If you have data that contains characters like < or quotes, the HTML would be broken.

I've been going through the site files and the code below is included in a file, global.php. Would this protect against the vulnarabilities that you mention above?

<?php

// Pull site settings from database



$settings = mysql_query("select * from settings") or die("Site is not installed");

$setting = mysql_fetch_array($settings);



$sitename = $setting['sitename'];

$slogan = $setting['slogan'];

$siteurl = $setting['siteurl'];



// Pull ads

$adquery = mysql_query("SELECT * FROM `ads`");

$ads = mysql_fetch_array($adquery);



function keyword($value) {

$value = str_replace(' ', ', ', $value);

return $value;

}



// String cleaning function, prevents mysql injection



function clean($value) {

$value = mysql_escape_string(strip_tags($value));

return $value;

}





function clean_search($value) {

$value = mysql_escape_string(strip_tags($value));

$value = preg_replace("/[^0-9a-z +]/i",'', $value);

$value = str_replace('www', 'wXw', $value);

$value = str_replace('http', 'hXXp', $value);

return $value;

}





function clean_comment($value) {

$value = mysql_escape_string(strip_tags($value));

//filter all non alphanumeric characters

// allows numbers, letters and spaces only

$value = preg_replace("/[^0-9a-z _-]/i",'', $value);

$value = str_replace('www', 'wXw', $value);

$value = str_replace('http', 'hXXp', $value);

return $value;

}

?>

 

[katherine]

I've been going through the site files and the code below is included in a file, global.php. Would this protect against the vulnarabilities that you mention above?

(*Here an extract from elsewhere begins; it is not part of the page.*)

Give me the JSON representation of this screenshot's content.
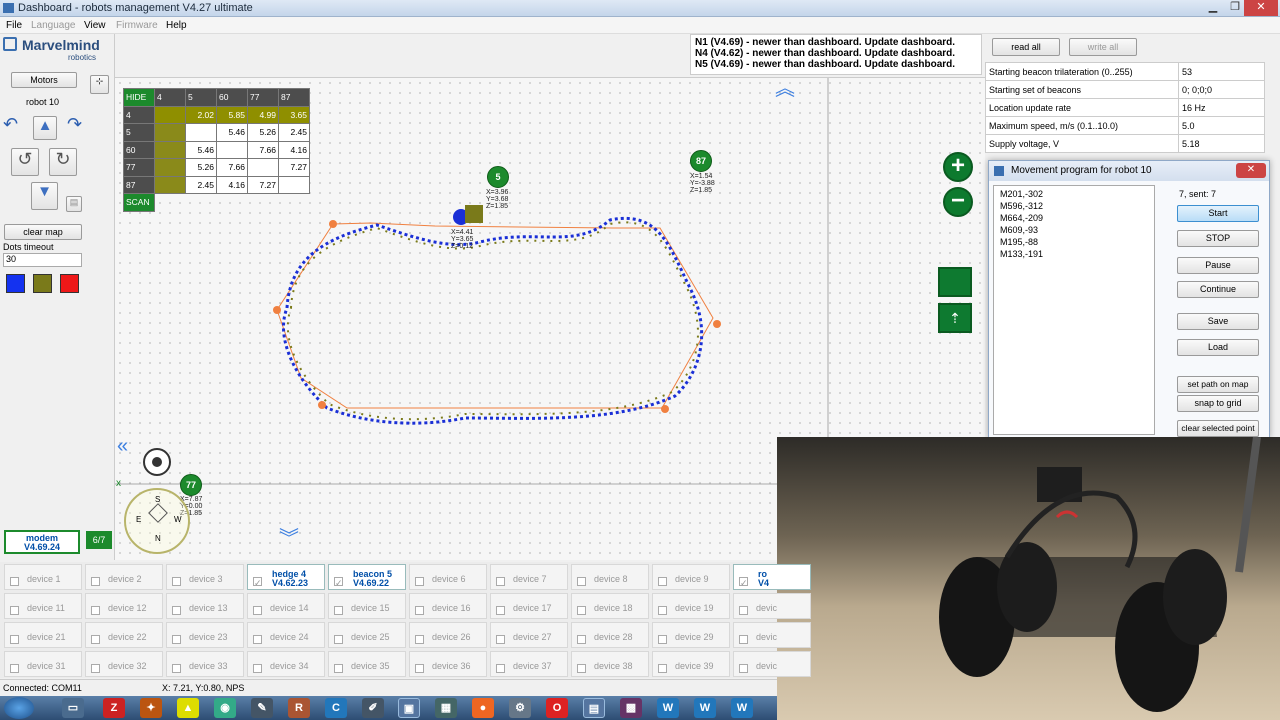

I haven't checked thoroughly but while the code is showing its age it's better than nothing.
The fact that special characters are stripped from the search string limits the possibilities for exploitation.

But it is also a form of straitjacket security when one is not too confident in the coding One should be able to put anything in the search field without breaking anything. The single quote in particular is dangerous, unless you properly escape special characters or use parameterized queries.

 

[Mark Talbot]

katherine, I like how you think !

:hail:

 

[Domonetise]

I haven't checked thoroughly but while the code is showing its age it's better than nothing.
The fact that special characters are stripped from the search string limits the possibilities for exploitation.

But it is also a form of straitjacket security when one is not too confident in the coding One should be able to put anything in the search field without breaking anything. The single quote in particular is dangerous, unless you properly escape special characters or use parameterized queries.

Thanks katherine, I'm beginning to understand now the importance of properly escaping special characters. 'It's all starting to make sense now' yeh? I've found a few sites that go into detail, so I guess that'll keep me busy for a while, but don't quote me on that!